CAS Key Laboratory of Genome Sciences and Information, Beijing Institute of Genomics, Chinese Academy of Sciences, Beijing 100101, China.
Genomics Proteomics Bioinformatics. 2013 Feb;11(1):41-55. doi: 10.1016/j.gpb.2013.01.001. Epub 2013 Jan 20.

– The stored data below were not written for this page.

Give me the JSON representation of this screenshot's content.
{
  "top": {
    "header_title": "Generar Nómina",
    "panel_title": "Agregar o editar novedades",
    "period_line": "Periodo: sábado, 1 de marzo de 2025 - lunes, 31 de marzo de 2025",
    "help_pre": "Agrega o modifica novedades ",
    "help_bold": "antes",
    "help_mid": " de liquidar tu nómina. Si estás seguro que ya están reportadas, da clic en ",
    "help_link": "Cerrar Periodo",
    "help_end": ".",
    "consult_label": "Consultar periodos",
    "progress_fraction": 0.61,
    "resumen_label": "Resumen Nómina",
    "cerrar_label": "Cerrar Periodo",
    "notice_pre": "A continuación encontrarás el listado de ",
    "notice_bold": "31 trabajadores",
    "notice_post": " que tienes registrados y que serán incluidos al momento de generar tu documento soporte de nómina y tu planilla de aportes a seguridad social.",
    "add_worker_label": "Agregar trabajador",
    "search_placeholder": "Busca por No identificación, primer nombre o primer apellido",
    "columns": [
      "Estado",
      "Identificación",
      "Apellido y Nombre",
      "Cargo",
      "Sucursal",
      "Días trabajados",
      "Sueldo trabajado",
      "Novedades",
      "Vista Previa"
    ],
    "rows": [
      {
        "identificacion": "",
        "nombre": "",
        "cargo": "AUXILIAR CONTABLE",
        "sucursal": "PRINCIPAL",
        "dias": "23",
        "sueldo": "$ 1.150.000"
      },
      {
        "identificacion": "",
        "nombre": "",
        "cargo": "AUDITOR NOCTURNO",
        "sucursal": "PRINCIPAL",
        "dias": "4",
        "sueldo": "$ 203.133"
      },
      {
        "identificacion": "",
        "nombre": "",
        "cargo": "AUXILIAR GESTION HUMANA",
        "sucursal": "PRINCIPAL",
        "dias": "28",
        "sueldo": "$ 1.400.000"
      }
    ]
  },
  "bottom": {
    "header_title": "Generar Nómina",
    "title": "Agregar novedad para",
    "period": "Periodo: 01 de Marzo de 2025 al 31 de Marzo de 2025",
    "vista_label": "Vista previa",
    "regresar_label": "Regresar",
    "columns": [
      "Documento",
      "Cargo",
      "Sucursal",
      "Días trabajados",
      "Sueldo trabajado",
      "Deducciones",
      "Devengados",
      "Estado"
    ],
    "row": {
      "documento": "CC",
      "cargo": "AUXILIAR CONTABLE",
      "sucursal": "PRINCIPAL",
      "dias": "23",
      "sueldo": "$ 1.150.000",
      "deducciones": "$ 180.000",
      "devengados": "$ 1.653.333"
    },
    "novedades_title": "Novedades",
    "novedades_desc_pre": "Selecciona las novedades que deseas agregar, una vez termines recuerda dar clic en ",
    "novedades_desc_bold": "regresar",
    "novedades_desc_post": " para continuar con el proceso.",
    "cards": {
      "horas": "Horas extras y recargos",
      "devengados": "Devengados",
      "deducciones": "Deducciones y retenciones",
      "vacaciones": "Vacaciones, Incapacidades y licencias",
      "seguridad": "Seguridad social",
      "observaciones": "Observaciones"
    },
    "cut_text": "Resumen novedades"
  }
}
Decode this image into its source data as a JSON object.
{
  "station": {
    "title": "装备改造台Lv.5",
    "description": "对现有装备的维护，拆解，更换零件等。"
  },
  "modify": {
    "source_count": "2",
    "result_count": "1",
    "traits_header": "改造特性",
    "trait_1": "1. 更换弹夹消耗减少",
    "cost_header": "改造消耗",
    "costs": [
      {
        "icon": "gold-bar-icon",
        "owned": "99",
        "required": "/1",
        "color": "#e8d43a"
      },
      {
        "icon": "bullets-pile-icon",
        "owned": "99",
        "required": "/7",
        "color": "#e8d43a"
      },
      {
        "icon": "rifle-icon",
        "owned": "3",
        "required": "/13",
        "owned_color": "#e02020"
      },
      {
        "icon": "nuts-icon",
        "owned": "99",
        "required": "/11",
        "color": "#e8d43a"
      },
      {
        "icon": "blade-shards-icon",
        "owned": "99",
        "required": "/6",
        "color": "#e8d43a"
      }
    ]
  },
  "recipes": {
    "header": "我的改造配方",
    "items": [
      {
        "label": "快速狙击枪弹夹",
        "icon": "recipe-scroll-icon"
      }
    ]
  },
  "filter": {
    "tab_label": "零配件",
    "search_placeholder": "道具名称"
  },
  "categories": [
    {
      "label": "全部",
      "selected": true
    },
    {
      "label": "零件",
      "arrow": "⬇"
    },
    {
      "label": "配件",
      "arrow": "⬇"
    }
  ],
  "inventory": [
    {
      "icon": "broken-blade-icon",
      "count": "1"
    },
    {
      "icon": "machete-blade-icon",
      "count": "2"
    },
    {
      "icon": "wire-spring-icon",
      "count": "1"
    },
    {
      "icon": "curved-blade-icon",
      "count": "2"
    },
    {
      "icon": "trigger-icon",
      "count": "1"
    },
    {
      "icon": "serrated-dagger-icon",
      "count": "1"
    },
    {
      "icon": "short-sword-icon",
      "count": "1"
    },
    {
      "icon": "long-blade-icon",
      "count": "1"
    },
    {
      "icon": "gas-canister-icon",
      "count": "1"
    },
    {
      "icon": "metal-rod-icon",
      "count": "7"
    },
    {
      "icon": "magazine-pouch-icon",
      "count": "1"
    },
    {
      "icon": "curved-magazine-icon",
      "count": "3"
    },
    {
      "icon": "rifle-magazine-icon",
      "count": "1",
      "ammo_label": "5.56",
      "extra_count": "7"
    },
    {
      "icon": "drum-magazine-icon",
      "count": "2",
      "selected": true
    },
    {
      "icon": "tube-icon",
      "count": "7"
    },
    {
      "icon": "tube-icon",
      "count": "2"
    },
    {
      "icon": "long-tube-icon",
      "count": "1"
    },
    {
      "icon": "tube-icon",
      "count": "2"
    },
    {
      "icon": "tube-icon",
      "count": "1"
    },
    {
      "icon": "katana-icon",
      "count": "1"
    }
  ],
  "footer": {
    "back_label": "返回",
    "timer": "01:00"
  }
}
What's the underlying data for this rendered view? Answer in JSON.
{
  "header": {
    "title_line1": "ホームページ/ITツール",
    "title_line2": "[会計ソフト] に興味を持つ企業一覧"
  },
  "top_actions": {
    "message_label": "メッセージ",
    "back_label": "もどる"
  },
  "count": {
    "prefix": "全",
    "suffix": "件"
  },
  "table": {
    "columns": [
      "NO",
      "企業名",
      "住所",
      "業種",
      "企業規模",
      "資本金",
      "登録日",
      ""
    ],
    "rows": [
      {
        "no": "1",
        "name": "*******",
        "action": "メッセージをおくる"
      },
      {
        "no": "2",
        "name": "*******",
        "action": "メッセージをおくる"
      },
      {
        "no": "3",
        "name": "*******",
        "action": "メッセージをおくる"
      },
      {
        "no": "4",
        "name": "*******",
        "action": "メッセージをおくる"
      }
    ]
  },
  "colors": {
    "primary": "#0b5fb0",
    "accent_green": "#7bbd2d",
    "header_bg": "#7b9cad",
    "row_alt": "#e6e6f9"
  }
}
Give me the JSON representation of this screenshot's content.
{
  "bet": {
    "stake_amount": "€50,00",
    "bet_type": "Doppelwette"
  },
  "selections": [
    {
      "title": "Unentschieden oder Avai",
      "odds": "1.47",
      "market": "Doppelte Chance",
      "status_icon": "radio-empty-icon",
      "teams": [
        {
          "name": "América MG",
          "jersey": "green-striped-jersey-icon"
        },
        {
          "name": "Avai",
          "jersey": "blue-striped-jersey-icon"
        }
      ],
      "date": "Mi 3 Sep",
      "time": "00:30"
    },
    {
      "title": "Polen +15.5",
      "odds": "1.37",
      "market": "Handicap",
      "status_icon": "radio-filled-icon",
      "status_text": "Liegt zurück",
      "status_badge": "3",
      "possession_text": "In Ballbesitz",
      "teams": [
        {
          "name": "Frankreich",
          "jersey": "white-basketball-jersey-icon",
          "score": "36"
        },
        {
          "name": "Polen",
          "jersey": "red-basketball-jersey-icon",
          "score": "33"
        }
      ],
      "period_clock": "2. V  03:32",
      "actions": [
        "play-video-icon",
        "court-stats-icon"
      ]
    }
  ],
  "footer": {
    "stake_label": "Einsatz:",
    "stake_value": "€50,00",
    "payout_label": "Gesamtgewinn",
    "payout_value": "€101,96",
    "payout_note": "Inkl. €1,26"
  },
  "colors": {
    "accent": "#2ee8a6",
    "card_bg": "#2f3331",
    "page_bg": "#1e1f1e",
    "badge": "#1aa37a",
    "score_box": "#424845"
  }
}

In the RNA world, RNA is assumed to be the dominant macromolecule performing most, if not all, core "house-keeping" functions. The ribo-cell hypothesis suggests that the genetic code and the translation machinery may both be born of the RNA world, and the introduction of DNA to ribo-cells may take over the informational role of RNA gradually, such as a mature set of genetic code and mechanism enabling stable inheritance of sequence and its variation. In this context, we modeled the genetic code in two content variables-GC and purine contents-of protein-coding sequences and measured the purine content sensitivities for each codon when the sensitivity (% usage) is plotted as a function of GC content variation. The analysis leads to a new pattern-the symmetric pattern-where the sensitivity of purine content variation shows diagonally symmetry in the codon table more significantly in the two GC content invariable quarters in addition to the two existing patterns where the table is divided into either four GC content sensitivity quarters or two amino acid diversity halves. The most insensitive codon sets are GUN (valine) and CAN (CAR for asparagine and CAY for aspartic acid) and the most biased amino acid is valine (always over-estimated) followed by alanine (always under-estimated). The unique position of valine and its codons suggests its key roles in the final recruitment of the complete codon set of the canonical table. The distinct choice may only be attributable to sequence signatures or signals of splice sites for spliceosomal introns shared by all extant eukaryotes.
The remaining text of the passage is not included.